Banks to get access to overseas assets of firms undergoing resolution
- Taking a significant step, the government on Wednesday 21 June 2018, released a draft on cross-border insolvency that would help banks access overseas assets of a company undergoing resolution.
- Similarly, the Indian authorities will also be required to cooperate with foreign creditors to a domestic company.
- This is done with an aim to strengthen the Insolvency and Bankruptcy Code (IBC).
Facts to know about the draft:
- The draft favours adoption of the UNCITRAL (United Nations Commission on International Trade Laws) model on dealing with cross-border insolvency.
- As per the draft law, the central government after entering into agreement with other countries, may bring overseas asset of a domestic corporate debtor into consideration of insolvency resolution in India.
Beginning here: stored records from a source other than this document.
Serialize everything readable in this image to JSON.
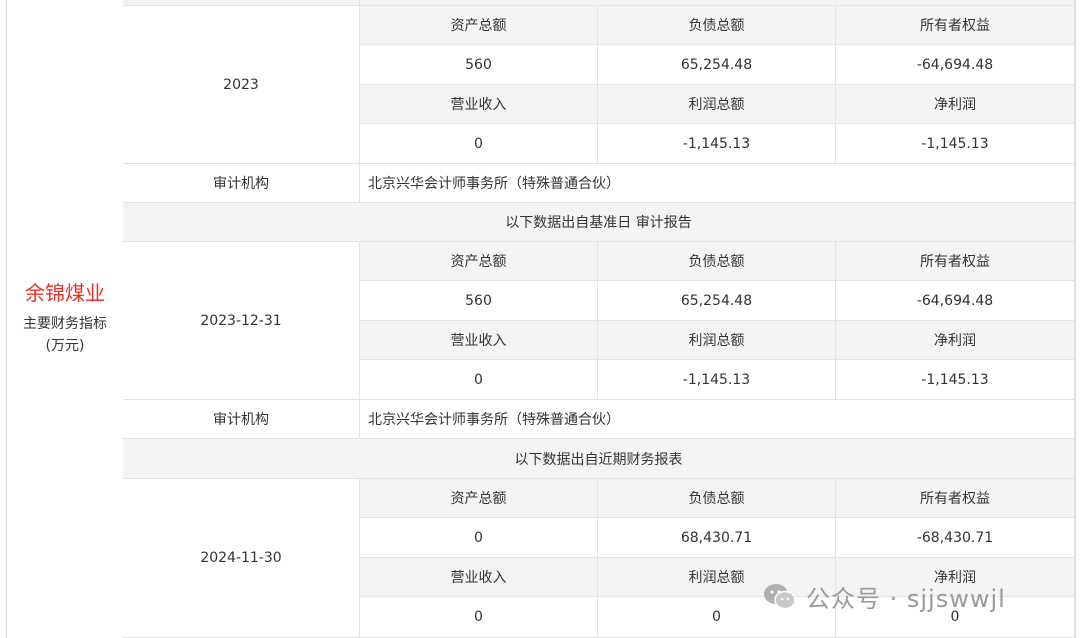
{
  "company": "余锦煤业",
  "subtitle_line1": "主要财务指标",
  "subtitle_line2": "(万元)",
  "audit_label": "审计机构",
  "audit_firm": "北京兴华会计师事务所（特殊普通合伙）",
  "headers_row1": [
    "资产总额",
    "负债总额",
    "所有者权益"
  ],
  "headers_row2": [
    "营业收入",
    "利润总额",
    "净利润"
  ],
  "sections": [
    {
      "period": "2023",
      "row1": [
        "560",
        "65,254.48",
        "-64,694.48"
      ],
      "row2": [
        "0",
        "-1,145.13",
        "-1,145.13"
      ]
    },
    {
      "period": "2023-12-31",
      "row1": [
        "560",
        "65,254.48",
        "-64,694.48"
      ],
      "row2": [
        "0",
        "-1,145.13",
        "-1,145.13"
      ]
    },
    {
      "period": "2024-11-30",
      "row1": [
        "0",
        "68,430.71",
        "-68,430.71"
      ],
      "row2": [
        "0",
        "0",
        "0"
      ]
    }
  ],
  "banner_audit": "以下数据出自基准日 审计报告",
  "banner_recent": "以下数据出自近期财务报表",
  "watermark": "公众号 · sjjswwjl",
  "watermark_icon": "wechat-icon"
}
- While initially the cross-border insolvency framework will apply only to corporate debtors, it can be extended to cases of personal insolvency resolution as well.
- The draft says India will also cooperate with foreign creditors and enable them to initiate insolvency against local corporate debtors.
Why did the need to frame such draft arise?
- The existing IBC provides for two Sections –234 and 235 — relating to cross-border insolvency but these are not adequate to effectively deal with default cases such as that of Kingfisher Airlines.
- In many of the ongoing cases under the IBC, several companies have assets and operations outside India, for which a legal framework is required to deal the assets overseas.
- Existing provisions only allow the Central government to enter into an agreement with a foreign country for enforcing provisions of the Code.
- Also, the government can issue a letter of request to a country outside India seeking information.
- The draft norms have now been issued to plug these loopholes and have any effective resolution mechanism in place for cross-border insolvency.
The UNCITRAL Model Law on Cross-Border Insolvency, 1997
- The UNCITRAL model law envisages a balance between liquidation and reorganisation of global companies going in for resolution.
- On the global scale, the UNCITRAL Model Law on Cross-Border Insolvency, 1997 (“Model Law”) has emerged as the most widely accepted legal framework to deal with cross-border insolvency issues while ensuring the least intrusion into the country’s domestic insolvency law.
- Due to the growing prevalence of multinational insolvencies, the Model Law has been adopted by 44 States till date, including Singapore, UK, and US.